Bijlage 1: NEP-schaal

Bijlage 2: Veldwerk belresultaten Bijlage 3: Resultaten hypothese 1 Bijlage 4: Resultaten hypothese 2 Bijlage 5: Resultaten hypothese 3 Bijlage 6: Resultaten hypothese 4 Bijlage 7: Vragenlijst

(13)

Hoofdstuk 1 Inleiding

1.1 Inleiding

De aanleiding van dit onderzoek is een nieuw theoretisch perspectief op beslissingsgedrag. Dit perspectief is gemaakt door Jager en Janssen (Jager en Janssen, 2004). Zij proberen de verschillende theorieën over hoe mensen beslissingen maken samen te voegen tot een integraal en dynamisch perspectief over consumentengedrag.

Over klanten en hun beslissingsstrategieën bestaan in de wetenschappelijke literatuur verschillende modellen (Nicosia, 1966; Howard en Sheth, 1969; Hansen, 1972; Bettmann, 1979). Veel van deze modellen beschrijven de factoren en processen die het besluitvormingsproces van de consument bepalen. Het ontbreekt de bestaande modellen echter aan een gedetailleerd en geïntegreerd perspectief over het gebruik van sociale beslissingsstrategieën door consumenten, zoals bijvoorbeeld imitatiegedrag of negative word of mouth.

1.2 Integraal perspectief

In de wetenschap bestaan, naast de genoemde beslissingsmodellen, veel verschillende theorieën over hoe mensen in verschillende omstandigheden beslissingen maken. Tot nu toe is echter weinig aandacht besteed aan het conceptueel verbinden van deze theorieën. Vanuit een mono-theoretisch perspectief is moeilijk te begrijpen waarom mensen tussen beslissingsstrategieën switchen of verschillende strategieën combineren. Om de dynamiek van de menselijke besluitvorming te kunnen begrijpen, is een multi-theoretisch perspectief op besluitvorming noodzakelijk. Hierbij is het belangrijk om rekening te houden met de omstandigheden (invloedsfactoren) waaronder de verschillende cognitieve beslissingsstrategieën plaatsvinden.

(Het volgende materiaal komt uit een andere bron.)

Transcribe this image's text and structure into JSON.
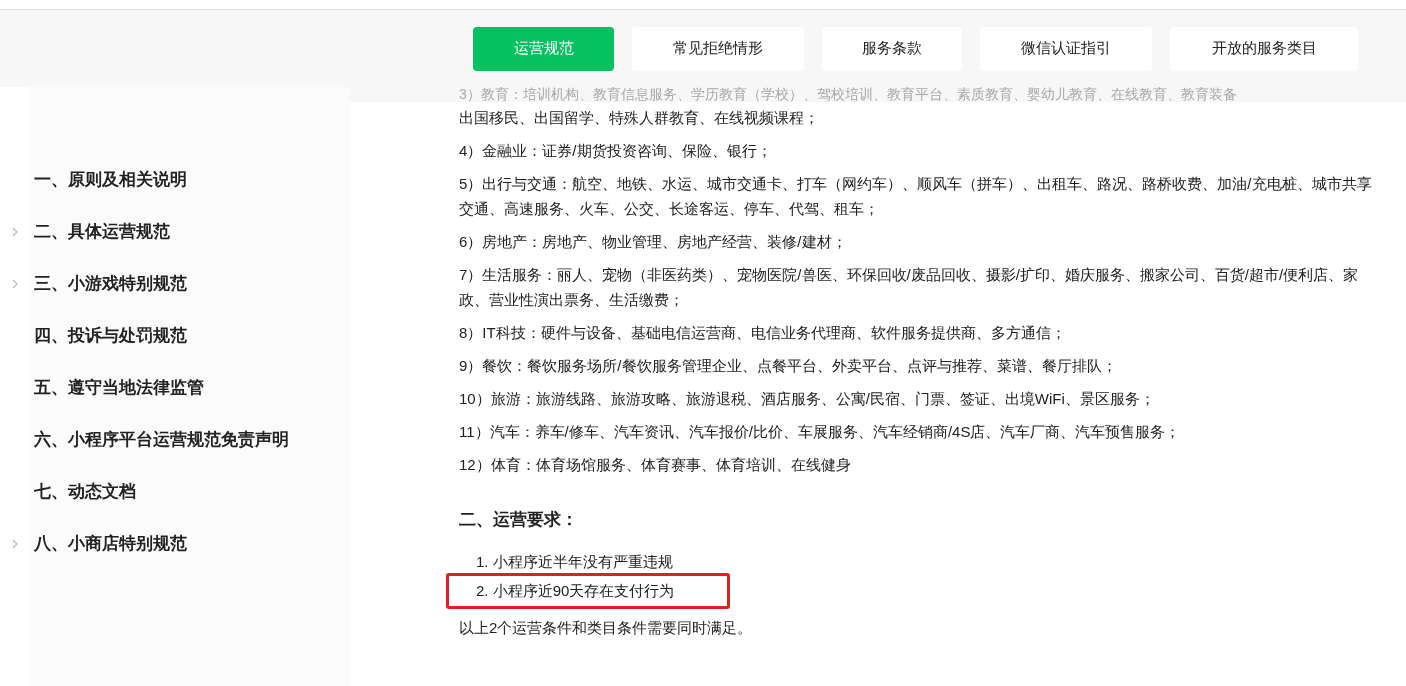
{
  "tabs": [
    {
      "label": "运营规范",
      "selected": true
    },
    {
      "label": "常见拒绝情形",
      "selected": false
    },
    {
      "label": "服务条款",
      "selected": false
    },
    {
      "label": "微信认证指引",
      "selected": false
    },
    {
      "label": "开放的服务类目",
      "selected": false
    }
  ],
  "sidebar": {
    "items": [
      {
        "label": "一、原则及相关说明",
        "expandable": false
      },
      {
        "label": "二、具体运营规范",
        "expandable": true
      },
      {
        "label": "三、小游戏特别规范",
        "expandable": true
      },
      {
        "label": "四、投诉与处罚规范",
        "expandable": false
      },
      {
        "label": "五、遵守当地法律监管",
        "expandable": false
      },
      {
        "label": "六、小程序平台运营规范免责声明",
        "expandable": false
      },
      {
        "label": "七、动态文档",
        "expandable": false
      },
      {
        "label": "八、小商店特别规范",
        "expandable": true
      }
    ]
  },
  "content": {
    "faded_line": "3）教育：培训机构、教育信息服务、学历教育（学校）、驾校培训、教育平台、素质教育、婴幼儿教育、在线教育、教育装备",
    "paragraphs": [
      "出国移民、出国留学、特殊人群教育、在线视频课程；",
      "4）金融业：证券/期货投资咨询、保险、银行；",
      "5）出行与交通：航空、地铁、水运、城市交通卡、打车（网约车）、顺风车（拼车）、出租车、路况、路桥收费、加油/充电桩、城市共享交通、高速服务、火车、公交、长途客运、停车、代驾、租车；",
      "6）房地产：房地产、物业管理、房地产经营、装修/建材；",
      "7）生活服务：丽人、宠物（非医药类）、宠物医院/兽医、环保回收/废品回收、摄影/扩印、婚庆服务、搬家公司、百货/超市/便利店、家政、营业性演出票务、生活缴费；",
      "8）IT科技：硬件与设备、基础电信运营商、电信业务代理商、软件服务提供商、多方通信；",
      "9）餐饮：餐饮服务场所/餐饮服务管理企业、点餐平台、外卖平台、点评与推荐、菜谱、餐厅排队；",
      "10）旅游：旅游线路、旅游攻略、旅游退税、酒店服务、公寓/民宿、门票、签证、出境WiFi、景区服务；",
      "11）汽车：养车/修车、汽车资讯、汽车报价/比价、车展服务、汽车经销商/4S店、汽车厂商、汽车预售服务；",
      "12）体育：体育场馆服务、体育赛事、体育培训、在线健身"
    ],
    "section_heading": "二、运营要求：",
    "requirements": [
      {
        "text": "1. 小程序近半年没有严重违规",
        "highlighted": false
      },
      {
        "text": "2. 小程序近90天存在支付行为",
        "highlighted": true
      }
    ],
    "note": "以上2个运营条件和类目条件需要同时满足。"
  }
}
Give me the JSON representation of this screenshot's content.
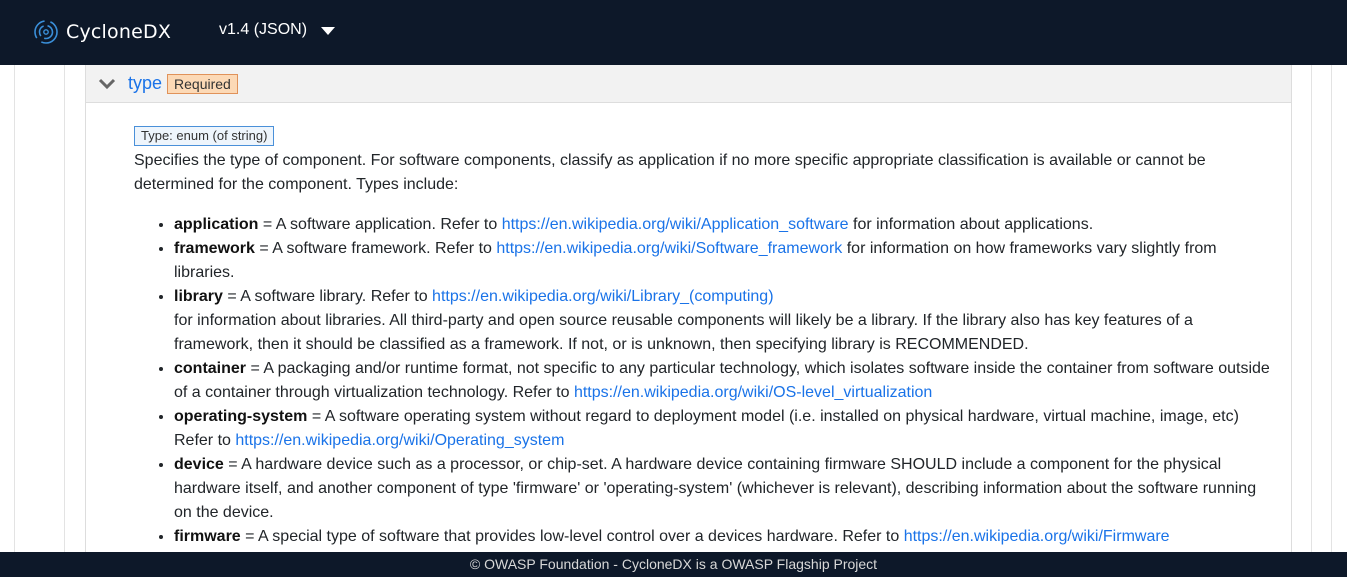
{
  "nav": {
    "brand": "CycloneDX",
    "version_label": "v1.4 (JSON)"
  },
  "property": {
    "name": "type",
    "required_badge": "Required",
    "type_badge": "Type: enum (of string)",
    "description": "Specifies the type of component. For software components, classify as application if no more specific appropriate classification is available or cannot be determined for the component. Types include:",
    "items": [
      {
        "term": "application",
        "before": " = A software application. Refer to ",
        "link": "https://en.wikipedia.org/wiki/Application_software",
        "after": " for information about applications."
      },
      {
        "term": "framework",
        "before": " = A software framework. Refer to ",
        "link": "https://en.wikipedia.org/wiki/Software_framework",
        "after": " for information on how frameworks vary slightly from libraries."
      },
      {
        "term": "library",
        "before": " = A software library. Refer to ",
        "link": "https://en.wikipedia.org/wiki/Library_(computing)",
        "after": "for information about libraries. All third-party and open source reusable components will likely be a library. If the library also has key features of a framework, then it should be classified as a framework. If not, or is unknown, then specifying library is RECOMMENDED."
      },
      {
        "term": "container",
        "before": " = A packaging and/or runtime format, not specific to any particular technology, which isolates software inside the container from software outside of a container through virtualization technology. Refer to ",
        "link": "https://en.wikipedia.org/wiki/OS-level_virtualization",
        "after": ""
      },
      {
        "term": "operating-system",
        "before": " = A software operating system without regard to deployment model (i.e. installed on physical hardware, virtual machine, image, etc) Refer to ",
        "link": "https://en.wikipedia.org/wiki/Operating_system",
        "after": ""
      },
      {
        "term": "device",
        "before": " = A hardware device such as a processor, or chip-set. A hardware device containing firmware SHOULD include a component for the physical hardware itself, and another component of type 'firmware' or 'operating-system' (whichever is relevant), describing information about the software running on the device.",
        "link": "",
        "after": ""
      },
      {
        "term": "firmware",
        "before": " = A special type of software that provides low-level control over a devices hardware. Refer to ",
        "link": "https://en.wikipedia.org/wiki/Firmware",
        "after": ""
      }
    ]
  },
  "footer": {
    "text": "© OWASP Foundation - CycloneDX is a OWASP Flagship Project"
  },
  "colors": {
    "navbar": "#0d1829",
    "link": "#1a73e8",
    "required_badge_bg": "#fcd9b6",
    "type_badge_border": "#4a90d9"
  }
}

Voorheen is er dus relatief weinig aandacht gegeven aan het gecombineerd gebruik van beslissingsstrategieën. Dit heeft twee redenen. Ten eerste zullen verschillende cognitieve strategieën in één conceptueel model moeten worden geïntegreerd, net als de voorwaarden waaronder ze gebruikt worden. Ten tweede is het noodzakelijk om een dynamisch perspectief te gebruiken in het conceptueel model, omdat een beslissingsproces zich in de loop van de tijd kan ontwikkelen.

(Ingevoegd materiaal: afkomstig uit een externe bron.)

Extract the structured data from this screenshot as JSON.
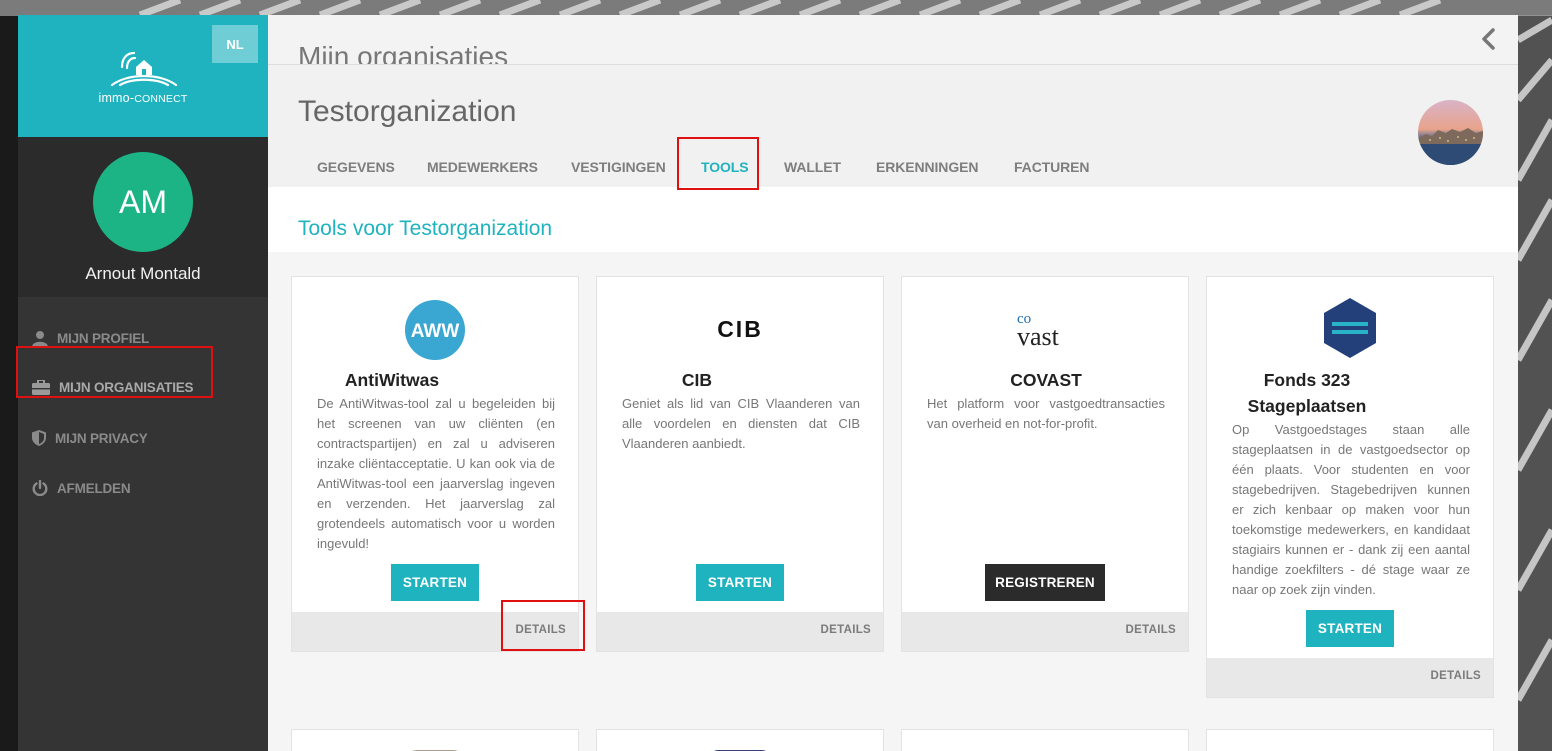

Jager en Janssen (2004, p. 3) hebben een nieuw model ontwikkeld dat uitkomst kan bieden. Het model helpt de bestaande theorieën over consumentenkeuze gedrag te organiseren en in een dynamische context te plaatsen. Het model biedt een integraal perspectief over hoe consumenten sociale en individuele beslissingsstrategieën gebruiken, alleen of in combinatie. Dit nieuwe integrale perspectief vormt de basis van het theoretisch kader van dit onderzoek.

1.3 Empirische toetsing

Het nieuwe model van Jager en Janssen is nog niet volledig empirisch getoetst. In hun paper stellen Jager en Janssen voor het nieuwe integrale perspectief te testen, om erachter te komen onder welke omstandigheden bepaalde beslissingsstrategieën worden gebruikt. Ook kan zo bepaald worden in hoeverre beslissingsstrategieën in combinatie worden gebruikt.

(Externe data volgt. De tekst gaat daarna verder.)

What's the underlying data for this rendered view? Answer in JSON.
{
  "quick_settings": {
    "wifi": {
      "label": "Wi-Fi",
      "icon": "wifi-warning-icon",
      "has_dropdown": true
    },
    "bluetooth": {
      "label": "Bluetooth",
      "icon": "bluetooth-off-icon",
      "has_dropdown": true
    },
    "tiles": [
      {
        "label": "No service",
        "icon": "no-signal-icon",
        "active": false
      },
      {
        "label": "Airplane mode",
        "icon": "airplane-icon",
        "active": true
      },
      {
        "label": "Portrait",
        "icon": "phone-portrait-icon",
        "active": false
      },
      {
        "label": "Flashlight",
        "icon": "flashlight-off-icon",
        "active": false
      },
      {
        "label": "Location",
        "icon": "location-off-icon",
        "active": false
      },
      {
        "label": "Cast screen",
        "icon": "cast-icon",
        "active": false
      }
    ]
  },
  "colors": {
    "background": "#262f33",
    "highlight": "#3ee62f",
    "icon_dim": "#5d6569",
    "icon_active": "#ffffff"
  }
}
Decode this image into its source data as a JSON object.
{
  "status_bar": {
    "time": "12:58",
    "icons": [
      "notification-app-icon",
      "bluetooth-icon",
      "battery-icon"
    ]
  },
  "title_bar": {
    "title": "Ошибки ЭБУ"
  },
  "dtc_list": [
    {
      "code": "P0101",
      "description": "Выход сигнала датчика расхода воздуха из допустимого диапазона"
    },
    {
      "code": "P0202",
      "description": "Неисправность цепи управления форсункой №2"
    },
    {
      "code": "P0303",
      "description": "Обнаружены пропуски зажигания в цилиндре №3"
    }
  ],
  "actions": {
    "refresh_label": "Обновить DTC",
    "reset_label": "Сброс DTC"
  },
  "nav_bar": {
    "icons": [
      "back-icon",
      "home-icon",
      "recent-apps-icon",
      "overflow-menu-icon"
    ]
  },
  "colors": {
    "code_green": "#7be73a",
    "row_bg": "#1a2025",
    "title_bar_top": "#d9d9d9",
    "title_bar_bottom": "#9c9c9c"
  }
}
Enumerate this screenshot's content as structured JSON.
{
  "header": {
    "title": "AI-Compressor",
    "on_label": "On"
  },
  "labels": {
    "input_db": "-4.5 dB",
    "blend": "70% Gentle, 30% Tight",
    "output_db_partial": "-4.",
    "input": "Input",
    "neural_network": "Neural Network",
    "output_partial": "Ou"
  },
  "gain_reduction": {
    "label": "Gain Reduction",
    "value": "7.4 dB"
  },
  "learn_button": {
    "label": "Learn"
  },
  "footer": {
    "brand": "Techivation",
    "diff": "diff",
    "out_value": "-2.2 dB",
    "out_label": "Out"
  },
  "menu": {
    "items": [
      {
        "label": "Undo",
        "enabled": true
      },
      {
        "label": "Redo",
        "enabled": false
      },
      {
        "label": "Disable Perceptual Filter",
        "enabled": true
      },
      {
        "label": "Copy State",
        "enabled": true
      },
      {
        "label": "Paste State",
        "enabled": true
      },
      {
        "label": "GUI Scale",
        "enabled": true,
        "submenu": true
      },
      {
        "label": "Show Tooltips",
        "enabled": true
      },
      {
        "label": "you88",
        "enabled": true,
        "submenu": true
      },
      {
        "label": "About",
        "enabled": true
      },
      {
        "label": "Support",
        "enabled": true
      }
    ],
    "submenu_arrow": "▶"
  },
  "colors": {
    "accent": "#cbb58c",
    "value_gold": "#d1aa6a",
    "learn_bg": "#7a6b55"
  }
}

Om het model in de praktijk te kunnen toetsen was een externe partij noodzakelijk. Deze partij moest ook belang hebben bij het uitvoeren van het onderzoek en een beter inzicht in klantgedrag willen krijgen. Bij het zoeken naar deze externe partner is gefocust op de energiemarkt, aangezien consumenten sinds relatief korte tijd in deze markt vrij beslissingen kunnen maken, en de energieproviders hier op in zullen moeten springen.

1.4 Een vrije energiemarkt

Vroeger had de consument weinig keuzemogelijkheden wanneer het om energie ging. Consumenten waren regionaal verbonden aan een bepaalde energieprovider. Sinds de invoering van de liberalisering van de energiemarkt voor kleinverbruikers is hier verandering in gekomen. Consumenten hebben de mogelijkheid gekregen om te switchen tussen verschillende vormen van energie. Hiernaast is men ook

(14)

juli 2001 is de kleinverbruiker al vrij om te kiezen voor groene energie bij een willekeurige energieprovider. Sinds juli 2004 is de kleinverbruiker ook vrij om te switchen naar een andere ‘grijze stroom’ provider.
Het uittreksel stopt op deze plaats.